# REVIEW: SANDISK EXTREME 128GB



## grahamclarkphoto (Mar 30, 2013)

Does it hit the marketed throughput? *No*. What’s the actual formatted capacity? *128.83GB*. More details below. Also, you can find more information on this review here: http://www.grahamclarkphoto.com/review-sandisk-extreme-128gb/

Use Cases
The SanDisk Extreme product line is second fastest in the lineup, with the Extreme Pro clocking in nearly twice that or perhaps more at 90-95MB of advertised I/O. That's nearly twice the speed! However, the Extreme Pro does not have a 128GB capacity, so this is the only option for hitting that capacity range at the moment. For 95% of all use cases involving shooting images from camera to card, the Extreme is above spec, including 30-minute HD1080p footage. Shooters who might have this card are:


Casual Shooters
Wildlife Photographers
Wedding Photographers
Landscape Photographers
Action Sports Photographers
Commercial Photographers
Astrophotographers (and time-lapse photographers)
Anyone doesn't to have more than one card

Speed
All speed tests were on run on a 2013 MacBook Air internal SD card slot (450/450mb SDD 6gb/s), which is an interface on the main logic board so it doesn't adversely affect the tests results. Here is a disk whack speedtest run on Blackmagic Disk Speed Test: https://vimeo.com/60428348

35.5MB write, and 37.8MB read speeds are a bit below the advertised 45MB/sec, but still good for nearly all types of shooters. The average SD card speed is roughly half this, where normal falls somewhere between 16-20MB/sec. A finder block copy transfer of 500MB had approximately +3 MB on read/write.

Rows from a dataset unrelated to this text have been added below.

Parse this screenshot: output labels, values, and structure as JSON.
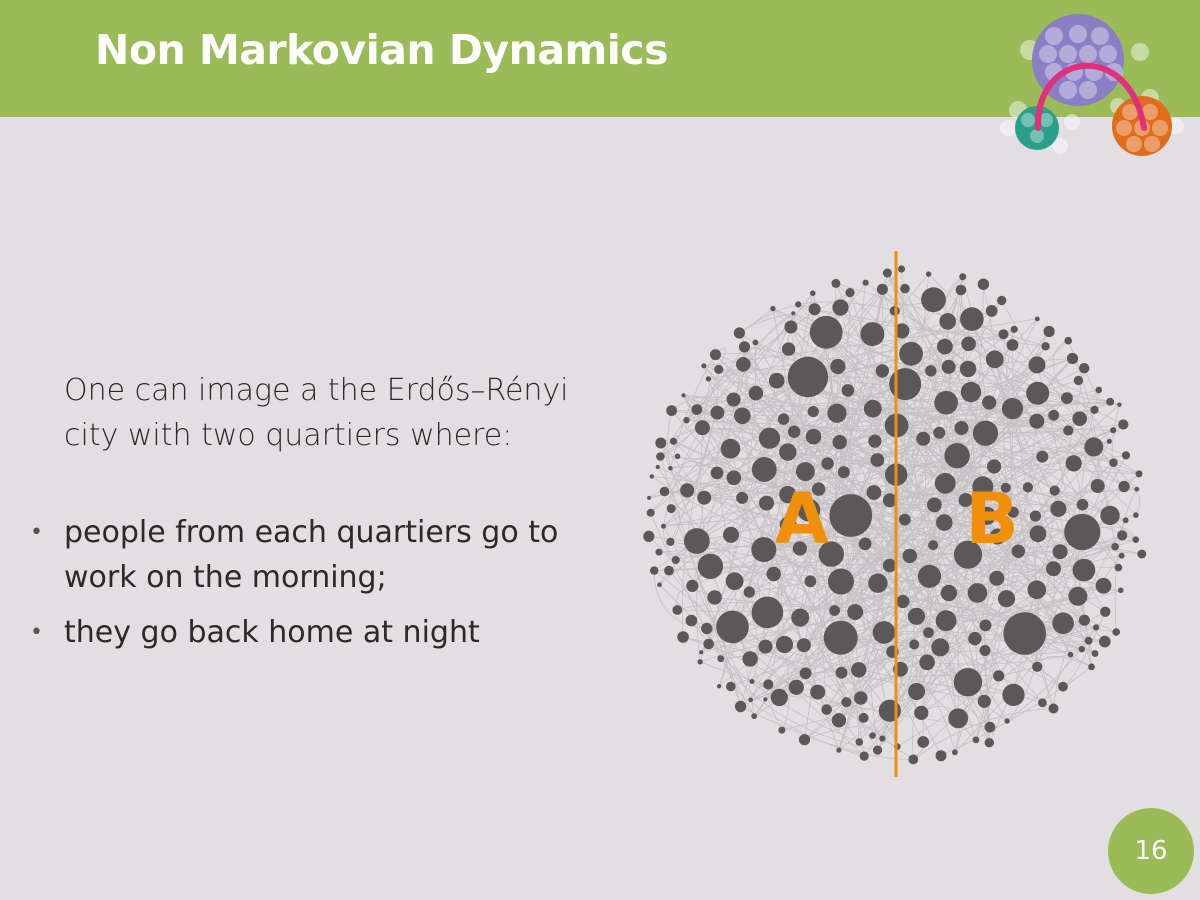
{
  "slide": {
    "title": "Non Markovian Dynamics",
    "intro": "One can image a the Erdős–Rényi city with two quartiers where:",
    "bullets": [
      "people from each quartiers go to work on the morning;",
      "they go back home at night"
    ],
    "page_number": "16"
  },
  "diagram": {
    "label_left": "A",
    "label_right": "B",
    "divider_color": "#f0900a",
    "node_color": "#5a5859",
    "edge_color": "#c4c0c4"
  },
  "colors": {
    "header": "#9bbb59",
    "background": "#e2dee2",
    "logo_purple": "#8a7ec4",
    "logo_teal": "#2aa08a",
    "logo_orange": "#e06c1c",
    "logo_arc": "#e0307a"
  }
}
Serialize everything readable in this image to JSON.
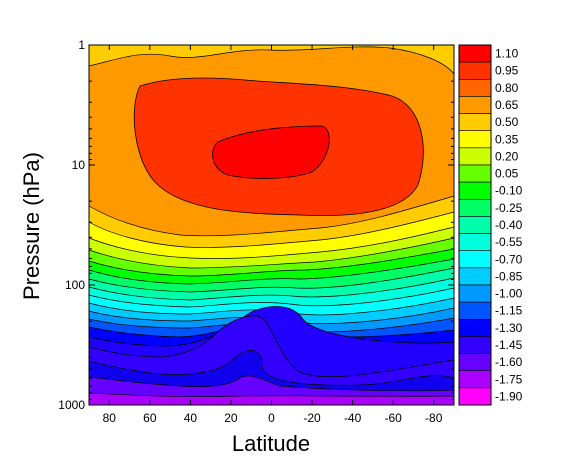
{
  "chart_data": {
    "type": "contour",
    "title": "",
    "xlabel": "Latitude",
    "ylabel": "Pressure (hPa)",
    "x_ticks": [
      80,
      60,
      40,
      20,
      0,
      -20,
      -40,
      -60,
      -80
    ],
    "x_tick_labels": [
      "80",
      "60",
      "40",
      "20",
      "0",
      "-20",
      "-40",
      "-60",
      "-80"
    ],
    "xlim": [
      90,
      -90
    ],
    "y_scale": "log",
    "y_ticks": [
      1,
      10,
      100,
      1000
    ],
    "y_tick_labels": [
      "1",
      "10",
      "100",
      "1000"
    ],
    "ylim": [
      1,
      1000
    ],
    "colorbar": {
      "levels": [
        "1.10",
        "0.95",
        "0.80",
        "0.65",
        "0.50",
        "0.35",
        "0.20",
        "0.05",
        "-0.10",
        "-0.25",
        "-0.40",
        "-0.55",
        "-0.70",
        "-0.85",
        "-1.00",
        "-1.15",
        "-1.30",
        "-1.45",
        "-1.60",
        "-1.75",
        "-1.90"
      ],
      "colors": [
        "#ff0000",
        "#ff3300",
        "#ff6600",
        "#ff9900",
        "#ffcc00",
        "#ffff00",
        "#ccff00",
        "#66ff00",
        "#00ff00",
        "#00ff66",
        "#00ffaa",
        "#00ffdd",
        "#00ffff",
        "#00ccff",
        "#0099ff",
        "#0055ff",
        "#0000ff",
        "#3300ff",
        "#6600ff",
        "#aa00ff",
        "#ff00ff"
      ]
    },
    "contour_bands": [
      {
        "level": "1.10",
        "fill": "#ff0000"
      },
      {
        "level": "0.95",
        "fill": "#ff3300"
      },
      {
        "level": "0.80",
        "fill": "#ff6600"
      },
      {
        "level": "0.65",
        "fill": "#ff9900"
      },
      {
        "level": "0.50",
        "fill": "#ffcc00"
      },
      {
        "level": "0.35",
        "fill": "#ffff00"
      },
      {
        "level": "0.20",
        "fill": "#ccff00"
      },
      {
        "level": "0.05",
        "fill": "#66ff00"
      },
      {
        "level": "-0.10",
        "fill": "#00ff00"
      },
      {
        "level": "-0.25",
        "fill": "#00ff66"
      },
      {
        "level": "-0.40",
        "fill": "#00ffaa"
      },
      {
        "level": "-0.55",
        "fill": "#00ffdd"
      },
      {
        "level": "-0.70",
        "fill": "#00ffff"
      },
      {
        "level": "-0.85",
        "fill": "#00ccff"
      },
      {
        "level": "-1.00",
        "fill": "#0099ff"
      },
      {
        "level": "-1.15",
        "fill": "#0055ff"
      },
      {
        "level": "-1.30",
        "fill": "#0000ff"
      },
      {
        "level": "-1.45",
        "fill": "#3300ff"
      },
      {
        "level": "-1.60",
        "fill": "#6600ff"
      },
      {
        "level": "-1.75",
        "fill": "#aa00ff"
      }
    ]
  }
}
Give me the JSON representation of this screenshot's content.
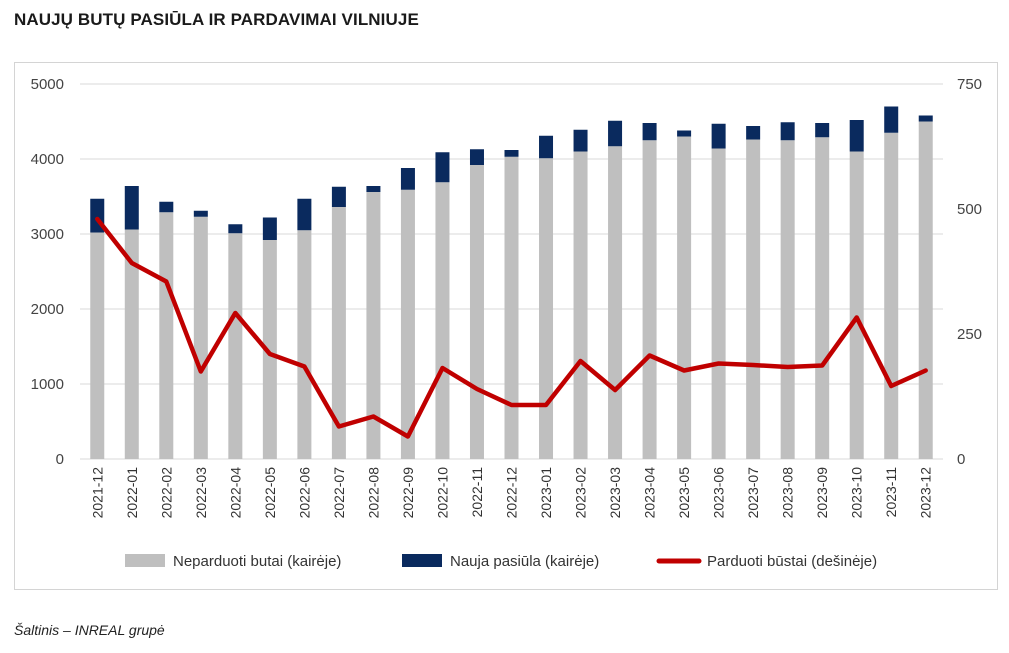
{
  "title": "NAUJŲ BUTŲ PASIŪLA IR PARDAVIMAI VILNIUJE",
  "source": "Šaltinis – INREAL grupė",
  "colors": {
    "unsold": "#bfbfbf",
    "new_offer": "#0a2a5e",
    "sold": "#c00000",
    "grid": "#d9d9d9"
  },
  "chart_data": {
    "type": "bar",
    "stacked": true,
    "categories": [
      "2021-12",
      "2022-01",
      "2022-02",
      "2022-03",
      "2022-04",
      "2022-05",
      "2022-06",
      "2022-07",
      "2022-08",
      "2022-09",
      "2022-10",
      "2022-11",
      "2022-12",
      "2023-01",
      "2023-02",
      "2023-03",
      "2023-04",
      "2023-05",
      "2023-06",
      "2023-07",
      "2023-08",
      "2023-09",
      "2023-10",
      "2023-11",
      "2023-12"
    ],
    "left_axis": {
      "ylim": [
        0,
        5000
      ],
      "ticks": [
        0,
        1000,
        2000,
        3000,
        4000,
        5000
      ]
    },
    "right_axis": {
      "ylim": [
        0,
        750
      ],
      "ticks": [
        0,
        250,
        500,
        750
      ]
    },
    "grid": true,
    "legend_position": "bottom",
    "series": [
      {
        "name": "Neparduoti butai (kairėje)",
        "type": "bar",
        "axis": "left",
        "values": [
          3020,
          3060,
          3290,
          3230,
          3010,
          2920,
          3050,
          3360,
          3560,
          3590,
          3690,
          3920,
          4030,
          4010,
          4100,
          4170,
          4250,
          4300,
          4140,
          4260,
          4250,
          4290,
          4100,
          4350,
          4500
        ]
      },
      {
        "name": "Nauja pasiūla (kairėje)",
        "type": "bar",
        "axis": "left",
        "values": [
          450,
          580,
          140,
          80,
          120,
          300,
          420,
          270,
          80,
          290,
          400,
          210,
          90,
          300,
          290,
          340,
          230,
          80,
          330,
          180,
          240,
          190,
          420,
          350,
          80
        ]
      },
      {
        "name": "Parduoti būstai (dešinėje)",
        "type": "line",
        "axis": "right",
        "values": [
          480,
          392,
          355,
          175,
          292,
          210,
          185,
          65,
          85,
          45,
          182,
          140,
          108,
          108,
          196,
          138,
          207,
          177,
          191,
          188,
          184,
          187,
          283,
          146,
          177
        ]
      }
    ]
  }
}
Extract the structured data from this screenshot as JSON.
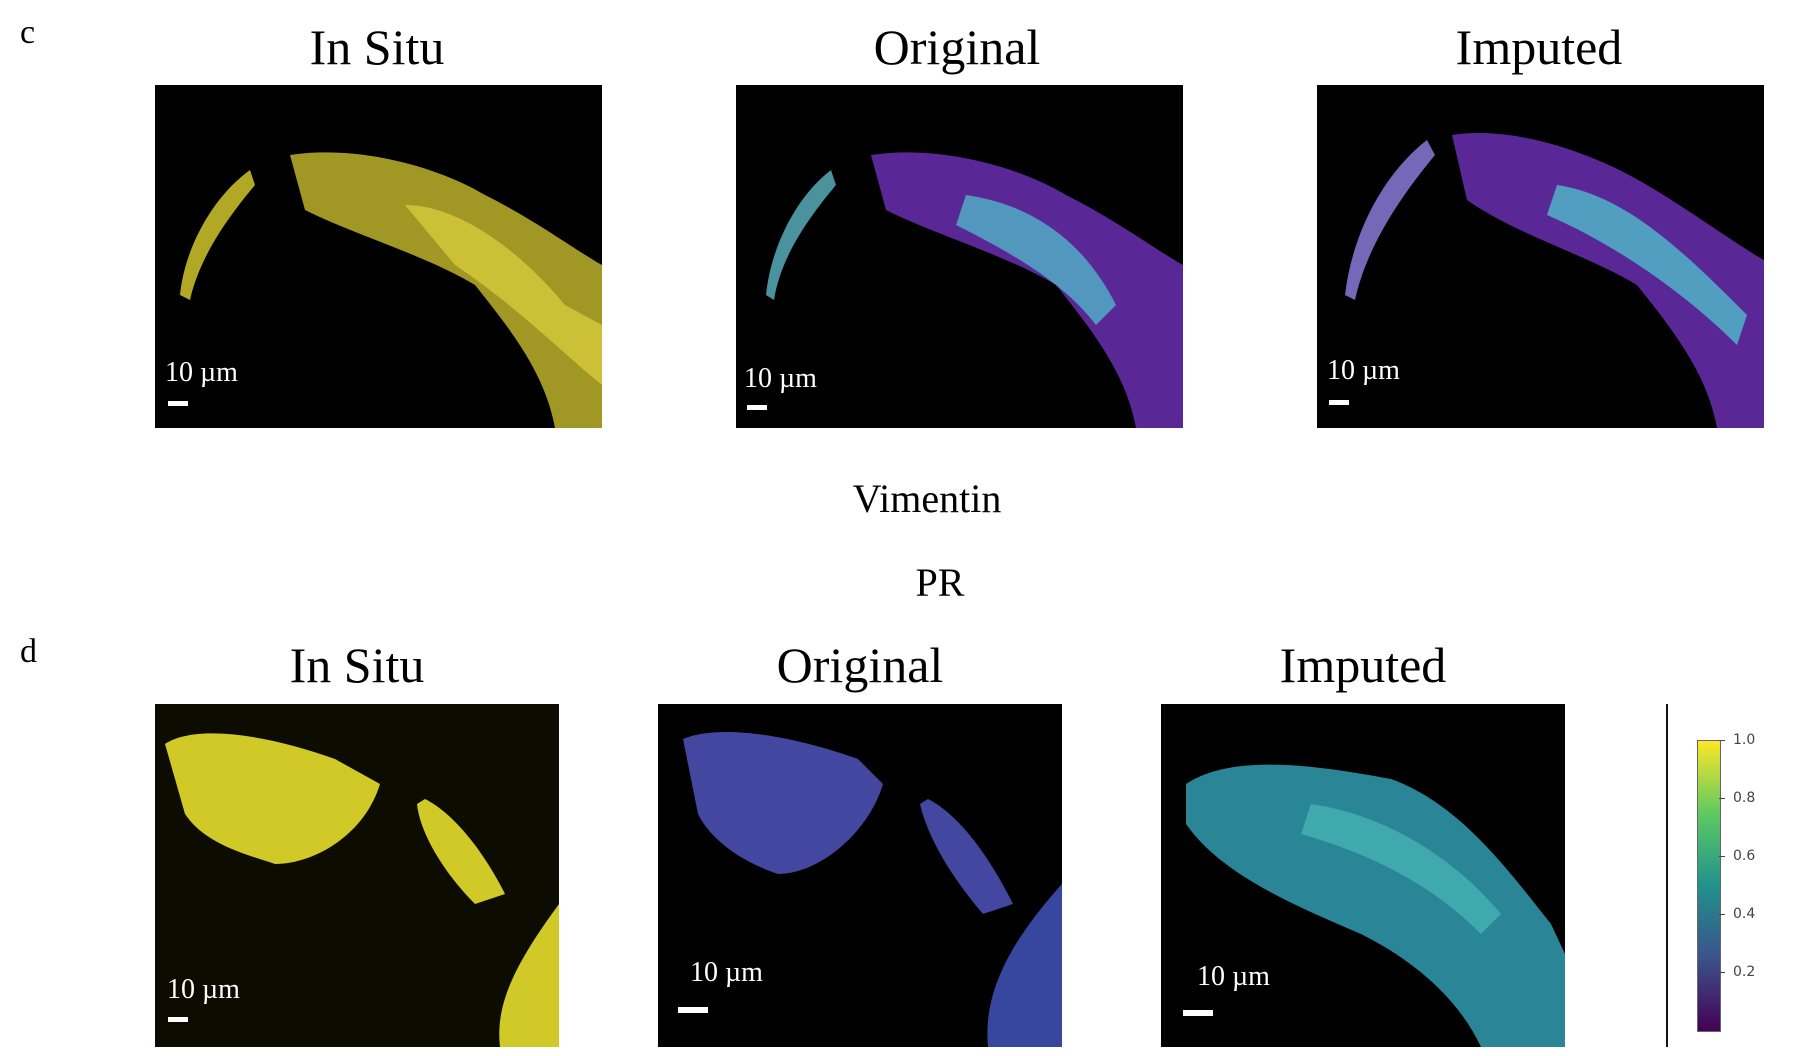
{
  "panel_c": {
    "letter": "c",
    "titles": [
      "In Situ",
      "Original",
      "Imputed"
    ],
    "caption": "Vimentin",
    "scale_labels": [
      "10 µm",
      "10 µm",
      "10 µm"
    ]
  },
  "panel_d": {
    "letter": "d",
    "caption": "PR",
    "titles": [
      "In Situ",
      "Original",
      "Imputed"
    ],
    "scale_labels": [
      "10 µm",
      "10 µm",
      "10 µm"
    ]
  },
  "colorbar": {
    "ticks": [
      "1.0",
      "0.8",
      "0.6",
      "0.4",
      "0.2"
    ],
    "colormap": [
      "#440154",
      "#3b528b",
      "#21918c",
      "#5ec962",
      "#fde725"
    ]
  },
  "colors": {
    "in_situ": "#d8cf3a",
    "viridis_low": "#440154",
    "viridis_high": "#fde725"
  }
}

Formatted Capcity - 127.85GB

The actual camera formatted capacity of the SanDisk Extreme 128GB SDXC card is 127.85GB. Awesome!

Overall Impressions
For still shooters, the SanDisk Extreme 128GB SD card is now the last card you'll probably need for the next 3-5 years. If you shoot 30MB RAW files, you can shoot 4,369 RAW images until this card becomes full. If your RAW images are 50MB each, you'll max this one at 2,621 images. 80% of cameras fall under 30MB per RAW file. For video shooters, multiple 30-minute clips can be shot in sequence with just a short break in-between.

Wether you're going to be shooting stills or video, get the SanDisk Extreme 128GB over the Transcend 128GB SD TS128GS. It's only $30 more . For any capacities lower than 128GB, I recommend the Transcend as the price point as it's much less expensive and the speed/reliability is excellent.

If you have any questions or comments please don't hesitate to leave a comment below!

Graham


----------



## Mt Spokane Photography (Mar 30, 2013)

The values you report are not those that most users will see, since they only apply to a new unused or freshly erased card with a UHS-1 compatible camera or card reader..

There are some gotchas!

1. If your camera does not support UHS-1, the card runs at half speed, due to the bus speed being slow.


2. The write times are also for a UHS-1 camera / reader with a *erased* card. Non UHS-1 cameras will halve the write speed.


3. Once a card has been fully written to, the write speed will drop to 10 mb/sec because it must first erase a block before writing to it. If you do a low level format, the faster speeds will return. This is important for users to understand, or they might be very unhappy.


That's why places like B&H report the minimum write speed, most users do not do low level formats on their cards, they just do a in camera format which does not erase the card.


The *128GB SDXC Memory Card Extreme Class 10* from *SanDisk* is a high-performance memory card. It improves upon the previous version's 30 MB/s max read / write speed by offering faster 45 MB/s performance. *Minimum write speed is still 10 MB/s.* These data rates get you ready for the next shot faster, and cut down on wait time when you're transferring your work from card to PC.


The large 128 GB memory provides ample storage space. Designed with the HD Video shooter in mind, this card won't give you lag time in between video clips, even at the highest resolution. Rated at UHS Speed Class 1 (U1) it has been created to provide optimized performance for 3D and Full HD (1080p) video recording as a UHS-I card.


----------